Stack is a cloud native – site-based data central-platform PaaS, and we have an interesting open source project on Github and Gitee: FlinkX is a batch data synchronization tool based on Flink. It can collect static data and real-time data. It is a data synchronization engine with all-domain, heterogeneous and batch integration. If you like, please give us a star! Star! Star!

Github open Source project: github.com/DTStack/fli…

Gitee Open Source project: gitee.com/dtstack_dev…

Table storage is a NoSQL data storage service. It is a distributed structured and semi-structured data storage and management service based on cloud computing technology.

The data model for table storage is centered on “two-dimensional tables”.

Tables have the concept of rows and columns, but unlike traditional databases, tables store sparse tables

Each row can have different columns, and attribute columns can be added or subtracted dynamically. When building a table, you do not need to define a strict schema for the attribute columns of the table. An overview,

For OTS data migration, use DataX to migrate full data. However, due to the large amount of data in some data tables, full migration cannot be completed in the specified time window. In addition, DataX can only query the range of primary key values, and does not support data extraction based on the range of attribute columns.

Therefore, full + incremental data migration can be implemented in the following two ways:

  • If the partition key contains range information (such as time information and self-increasing ID), the specified range is used as the point of sharding and the migration is performed in batches.
  • If the partition key does not contain range information, data can be migrated in batches in dual-write mode on the application side and written into the same service table in the target environment. Based on the primary key uniqueness of OTS, the strategy of overwriting the original rows of repeated data is selected to ensure the data uniqueness.

In short, in short, we don’t produce data. At the moment, we are big data porters.
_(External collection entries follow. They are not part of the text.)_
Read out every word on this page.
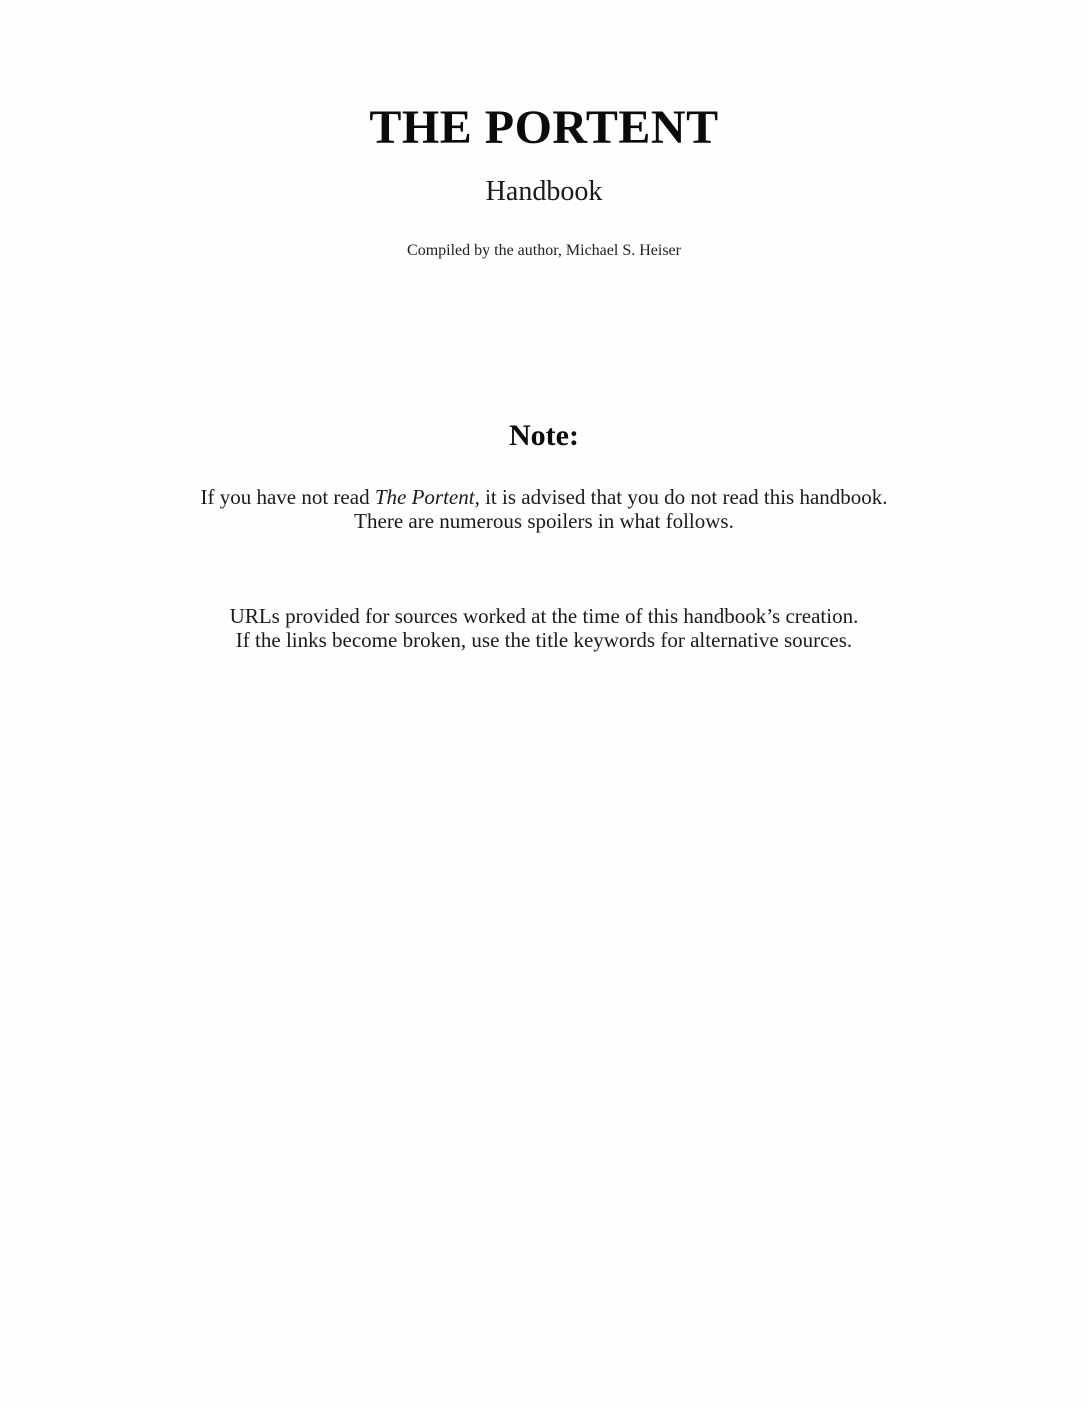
THE PORTENT
Handbook
Compiled by the author, Michael S. Heiser
Note:
If you have not read The Portent, it is advised that you do not read this handbook.
There are numerous spoilers in what follows.
URLs provided for sources worked at the time of this handbook’s creation.
If the links become broken, use the title keywords for alternative sources.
Next, this paper takes the application side adjustment to dual write mode as an example to explain the OTS data migration and verification process in detail.

OTS data migration process is shown in the figure below:

OTS data migration preparation

  • Pre-migration phase: Full migration of large tables in dual-write mode
  • Formal migration phase: Full migration of incremental tables in dual-write mode and full migration of other small tables

2. Pre-migration stage

1. Preparation

To ensure data consistency between the old and new environments, clear data from the OTS data table of the target environment before data migration. To Delete data from the OTS data table, use the DataX tool to Delete data from the table without creating a new table.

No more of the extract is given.